When they reached me, one of the boys breathlessly said, “Please don’t shoot us, sir, we’re just trying to sell chocolate bars.”

“Wait, that’s not what my Substack subheadline is gonna say,” I snapped. “Go on,” I said, waving my gun. “Git!”

They all looked exhausted.

“Where are the rest of you?” asked one of the girls.

“We lost five men,” said one of the boys.

“Men? You’re boys,” I said.

“We’re men now,” he responded. “We’re battle-tested thanks to the lunatics of your century.”

“Yeah,” said another. “Every single house we knocked on was answered by someone with a gun, most of them shooting first and asking questions — not.”

“Yeah,” said another of the boys. “What kind of society is this? I can’t sell these door to door?” He pulled a long rectangular chocolate bar wrapped in white paper from a little box with a handle on it.

“Wait,” said one of the girls. “You lost five guys?”

“Yep,” said the first boy. “Some guy just opened up on us.”

“Just like John Wick,” said another boy.

“If you’re from 1967, how do you know about John Wick?” I asked, feeling a little annoyed.

“No, no,” said the first boy. “The guy with the gun was saying that as he was shooting! ‘Just like John Wick!’ he said. “And he had a big smile on his face.”

“Dammit!” I said. I had forgotten to pause my John Wick 4 movie.

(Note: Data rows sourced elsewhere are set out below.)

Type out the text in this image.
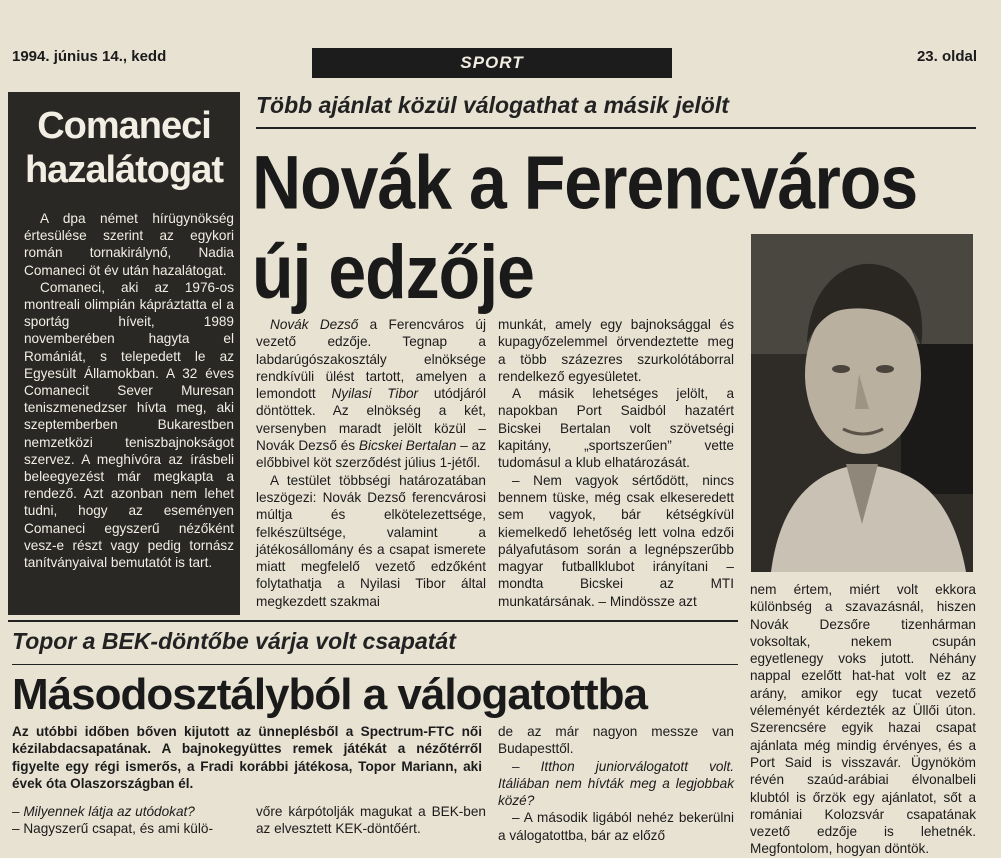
1994. június 14., kedd	SPORT	23. oldal
Comaneci
hazalátogat

A dpa német hírügynökség értesülése szerint az egykori román tornakirálynő, Nadia Comaneci öt év után hazalátogat.

Comaneci, aki az 1976-os montreali olimpián kápráztatta el a sportág híveit, 1989 novemberében hagyta el Romániát, s telepedett le az Egyesült Államokban. A 32 éves Comanecit Sever Muresan teniszmenedzser hívta meg, aki szeptemberben Bukarestben nemzetközi teniszbajnokságot szervez. A meghívóra az írásbeli beleegyezést már megkapta a rendező. Azt azonban nem lehet tudni, hogy az eseményen Comaneci egyszerű nézőként vesz-e részt vagy pedig tornász tanítványaival bemutatót is tart.

Több ajánlat közül válogathat a másik jelölt
Novák a Ferencváros
új edzője

Novák Dezső a Ferencváros új vezető edzője. Tegnap a labdarúgószakosztály elnöksége rendkívüli ülést tartott, amelyen a lemondott Nyilasi Tibor utódjáról döntöttek. Az elnökség a két, versenyben maradt jelölt közül – Novák Dezső és Bicskei Bertalan – az előbbivel köt szerződést július 1-jétől.

A testület többségi határozatában leszögezi: Novák Dezső ferencvárosi múltja és elkötelezettsége, felkészültsége, valamint a játékosállomány és a csapat ismerete miatt megfelelő vezető edzőként folytathatja a Nyilasi Tibor által megkezdett szakmai

munkát, amely egy bajnoksággal és kupagyőzelemmel örvendeztette meg a több százezres szurkolótáborral rendelkező egyesületet.

A másik lehetséges jelölt, a napokban Port Saidból hazatért Bicskei Bertalan volt szövetségi kapitány, „sportszerűen” vette tudomásul a klub elhatározását.

– Nem vagyok sértődött, nincs bennem tüske, még csak elkeseredett sem vagyok, bár kétségkívül kiemelkedő lehetőség lett volna edzői pályafutásom során a legnépszerűbb magyar futballklubot irányítani – mondta Bicskei az MTI munkatársának. – Mindössze azt

nem értem, miért volt ekkora különbség a szavazásnál, hiszen Novák Dezsőre tizenhárman voksoltak, nekem csupán egyetlenegy voks jutott. Néhány nappal ezelőtt hat-hat volt ez az arány, amikor egy tucat vezető véleményét kérdezték az Üllői úton. Szerencsére egyik hazai csapat ajánlata még mindig érvényes, és a Port Said is visszavár. Ügynököm révén szaúd-arábiai élvonalbeli klubtól is őrzök egy ajánlatot, sőt a romániai Kolozsvár csapatának vezető edzője is lehetnék. Megfontolom, hogyan döntök.

Topor a BEK-döntőbe várja volt csapatát
Másodosztályból a válogatottba
Az utóbbi időben bőven kijutott az ünneplésből a Spectrum-FTC női kézilabdacsapatának. A bajnokegyüttes remek játékát a nézőtérről figyelte egy régi ismerős, a Fradi korábbi játékosa, Topor Mariann, aki évek óta Olaszországban él.

– Milyennek látja az utódokat?

– Nagyszerű csapat, és ami külö-

vőre kárpótolják magukat a BEK-ben az elvesztett KEK-döntőért.

de az már nagyon messze van Budapesttől.

– Itthon juniorválogatott volt. Itáliában nem hívták meg a legjobbak közé?

– A második ligából nehéz bekerülni a válogatottba, bár az előző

I could hear a lot of gunfire in my living room, although I couldn’t be sure that it wasn’t my girlfriend, Candy, shooting at squirrel nests in the trees in the backyard with her AR.

“Would you like to buy one, sir?” asked the boy holding the chocolate bar.

“Public school or private?” I asked. There was no way I was going to help fund some public commie school institution.

Before he could answer, two young bald men wearing white robes splattered with what looked like ketchup were running toward us.

“Hare Krishna,” they said together as they bowed upon their arrival. “We were three, and now we are two.” He seemed very calm.

“I thought you said it was just you and the chocolate boys,” I said accusingly to the girls. They all shrugged as if set off by the same timer.

“Are you also from 1967?” I asked the Krishnas.

“I do not know precisely how many lives I have had,” said one of them. “But please enjoy these reading materials with no obligation, and I ask that you not shoot us like your neighbor did.”

“Do you want a chocolate bar?” asked one of the boys.

“Cookies?” asked one of the girls.

The Krishnas shook their heads in unison.

“Let us pray for these people in this strange year of 2024, instead,” said one of them.

I guess they did. I just slammed my door in disgust and returned to my John Wick flick. But not before I snatched a box of yummy, sugary cookies, gun pointed.


Thank you for reading. In case you didn’t guess, this was entirely a work of fiction. I have never owned, nor will I ever own, an AR-15.

I am also not aware of any working time machine technology other than those associated with hot tubs.